The sad part about these online business valuation services is that some business owners have actually relied upon their output to make critical business and investment decisions, ranging from exit planning to utilizing the report in a tax filing. If the value conclusion is ever challenged, there is no real support available regarding the analysis, since it is all based on the black-box algorithms.
With online business valuations seeming like such a “deal,” you will definitely get what you pay for…or less.
Just like people, no two businesses are alike. Each business has unique characteristics which impact revenue growth, profitability, asset utilization, financial leverage, and risk profile. These are primary elements that impact business value.
If the real value of a business is important to you, seek out an independent qualified business appraiser. While there are no federal licensure requirements for business appraisers, qualified business appraisers will voluntarily hold valuation credentials such as Certified Valuation Analyst, Accredited Senior Appraiser or Certified Business Appraiser to name a few. With these designations come required valuation experience levels, continuing education requirements, and compliance with strict valuation standards.

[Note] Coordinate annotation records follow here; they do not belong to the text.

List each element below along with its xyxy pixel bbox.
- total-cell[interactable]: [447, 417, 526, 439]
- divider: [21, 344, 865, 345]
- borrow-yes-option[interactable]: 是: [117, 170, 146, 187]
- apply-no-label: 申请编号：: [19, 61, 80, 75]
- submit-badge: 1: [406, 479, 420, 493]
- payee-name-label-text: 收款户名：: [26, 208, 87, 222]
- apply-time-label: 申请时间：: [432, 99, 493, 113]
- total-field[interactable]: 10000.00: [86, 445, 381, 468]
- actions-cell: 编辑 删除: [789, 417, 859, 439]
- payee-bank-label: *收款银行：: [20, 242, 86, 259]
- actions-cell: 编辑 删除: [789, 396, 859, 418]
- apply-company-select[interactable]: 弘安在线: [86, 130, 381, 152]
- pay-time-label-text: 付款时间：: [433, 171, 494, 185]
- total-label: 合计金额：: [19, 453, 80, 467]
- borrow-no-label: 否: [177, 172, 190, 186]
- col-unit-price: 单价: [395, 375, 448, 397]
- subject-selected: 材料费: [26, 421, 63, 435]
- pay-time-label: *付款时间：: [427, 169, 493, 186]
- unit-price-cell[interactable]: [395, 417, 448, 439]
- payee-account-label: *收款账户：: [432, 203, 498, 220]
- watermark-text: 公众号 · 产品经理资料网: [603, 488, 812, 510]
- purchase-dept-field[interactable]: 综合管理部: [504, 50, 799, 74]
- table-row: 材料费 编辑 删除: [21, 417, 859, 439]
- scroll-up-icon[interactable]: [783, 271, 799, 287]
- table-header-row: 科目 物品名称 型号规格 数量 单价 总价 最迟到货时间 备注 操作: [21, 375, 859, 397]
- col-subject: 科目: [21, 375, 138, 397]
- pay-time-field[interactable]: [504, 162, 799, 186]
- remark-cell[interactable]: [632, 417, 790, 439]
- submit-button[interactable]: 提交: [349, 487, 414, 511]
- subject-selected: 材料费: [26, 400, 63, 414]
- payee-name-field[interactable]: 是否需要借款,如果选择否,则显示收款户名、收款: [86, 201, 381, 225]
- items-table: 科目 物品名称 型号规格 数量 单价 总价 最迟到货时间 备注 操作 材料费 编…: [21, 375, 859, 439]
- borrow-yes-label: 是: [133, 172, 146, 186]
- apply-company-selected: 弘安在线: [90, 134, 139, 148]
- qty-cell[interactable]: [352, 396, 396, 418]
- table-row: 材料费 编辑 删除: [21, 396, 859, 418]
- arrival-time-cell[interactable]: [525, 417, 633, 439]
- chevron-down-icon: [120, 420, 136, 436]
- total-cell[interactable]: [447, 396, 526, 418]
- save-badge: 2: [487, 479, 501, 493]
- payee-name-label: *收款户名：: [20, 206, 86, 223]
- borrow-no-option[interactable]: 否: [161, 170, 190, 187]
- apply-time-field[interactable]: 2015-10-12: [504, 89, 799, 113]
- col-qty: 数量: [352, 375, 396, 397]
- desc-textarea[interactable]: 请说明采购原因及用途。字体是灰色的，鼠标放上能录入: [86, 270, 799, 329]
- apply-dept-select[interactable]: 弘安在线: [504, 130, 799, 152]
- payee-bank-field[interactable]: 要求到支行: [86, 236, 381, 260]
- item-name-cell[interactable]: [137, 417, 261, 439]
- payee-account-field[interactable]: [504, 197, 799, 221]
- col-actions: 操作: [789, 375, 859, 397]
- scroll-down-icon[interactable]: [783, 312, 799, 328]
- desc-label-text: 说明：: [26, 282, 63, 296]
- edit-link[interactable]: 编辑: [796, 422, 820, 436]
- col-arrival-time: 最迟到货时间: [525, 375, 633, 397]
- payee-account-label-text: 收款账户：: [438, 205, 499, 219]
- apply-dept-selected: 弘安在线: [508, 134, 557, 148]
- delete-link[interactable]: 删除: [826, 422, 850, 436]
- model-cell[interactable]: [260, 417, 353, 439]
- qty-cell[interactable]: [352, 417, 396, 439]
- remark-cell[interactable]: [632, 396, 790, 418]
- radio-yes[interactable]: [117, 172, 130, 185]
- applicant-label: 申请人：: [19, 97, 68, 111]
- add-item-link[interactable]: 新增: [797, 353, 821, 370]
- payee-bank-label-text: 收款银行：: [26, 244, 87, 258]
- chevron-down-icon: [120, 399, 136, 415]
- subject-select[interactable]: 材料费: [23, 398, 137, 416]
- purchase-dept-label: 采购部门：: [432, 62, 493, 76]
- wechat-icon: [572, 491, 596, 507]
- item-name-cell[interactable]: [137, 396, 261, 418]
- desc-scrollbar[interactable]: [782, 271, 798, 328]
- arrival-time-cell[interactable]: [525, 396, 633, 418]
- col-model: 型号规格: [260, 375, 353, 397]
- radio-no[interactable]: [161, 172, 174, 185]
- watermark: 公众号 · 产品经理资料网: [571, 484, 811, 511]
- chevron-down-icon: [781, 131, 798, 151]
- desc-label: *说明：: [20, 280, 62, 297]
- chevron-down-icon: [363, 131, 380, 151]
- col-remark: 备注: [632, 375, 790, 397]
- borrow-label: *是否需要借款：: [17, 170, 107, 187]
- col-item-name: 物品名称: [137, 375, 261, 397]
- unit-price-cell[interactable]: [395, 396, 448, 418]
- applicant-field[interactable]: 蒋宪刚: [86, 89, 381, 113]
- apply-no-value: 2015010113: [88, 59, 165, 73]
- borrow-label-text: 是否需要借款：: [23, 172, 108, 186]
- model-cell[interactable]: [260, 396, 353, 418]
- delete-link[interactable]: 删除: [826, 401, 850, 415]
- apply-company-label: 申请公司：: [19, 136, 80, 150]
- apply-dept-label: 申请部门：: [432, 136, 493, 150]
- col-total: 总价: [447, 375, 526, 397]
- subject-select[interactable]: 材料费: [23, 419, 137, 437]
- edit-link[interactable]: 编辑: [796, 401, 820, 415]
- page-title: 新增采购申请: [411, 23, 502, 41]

In addition, ask for a summary of professional qualifications and a sample report. Beware of part-timers or valuation hobbyists who may not keep up with continuing education, or may not invest in all the resources and databases necessary to provide a comprehensive analysis. Seek an appraiser who is truly independent of you and your company, not providing you with other professional services.
It is not uncommon for a business valuation performed by a qualified appraiser to cost $5,000 to $15,000 for small to lower middle-market businesses, depending on the complexity of the assignment. Litigation related assignments and companies with multiple divisions may cost more. In most cases, the appraiser can provide you with a specific fee quote after asking a few basic questions about the business.
Highlights of the valuation process typically include onsite management interviews, analysis of historical financial statements and business outlook, economic and industry research, as well as a search of transactional databases for similar businesses that have sold. In addition to completing a preliminary questionnaire and collecting financial information, be prepared to spend a few hours with the appraiser in most cases.
The appraisal report will discuss your business operations, assess financial performance, compare your business to industry statistics (yes, included in the report). The income, market and/or cost approach will be properly applied as appropriate (a topic for another article) and explained. Rest assured, the appraisal report written by a qualified appraiser will not look like an online business valuation report. Depending on the complexity, the entire process may take a few weeks to a month or more.
To recap, online business valuations can be a fun impulse buy, like the candy at the cash register (I can never eat just one). But if you think your business has any material value, you’ll get a much better ROI by investing in a valuation performed by a qualified business appraiser. In many cases, there is ultimately a much higher cost of not having a qualified business valuation: leaving money on the negotiating table or making decisions from a position of uninformed vulnerability.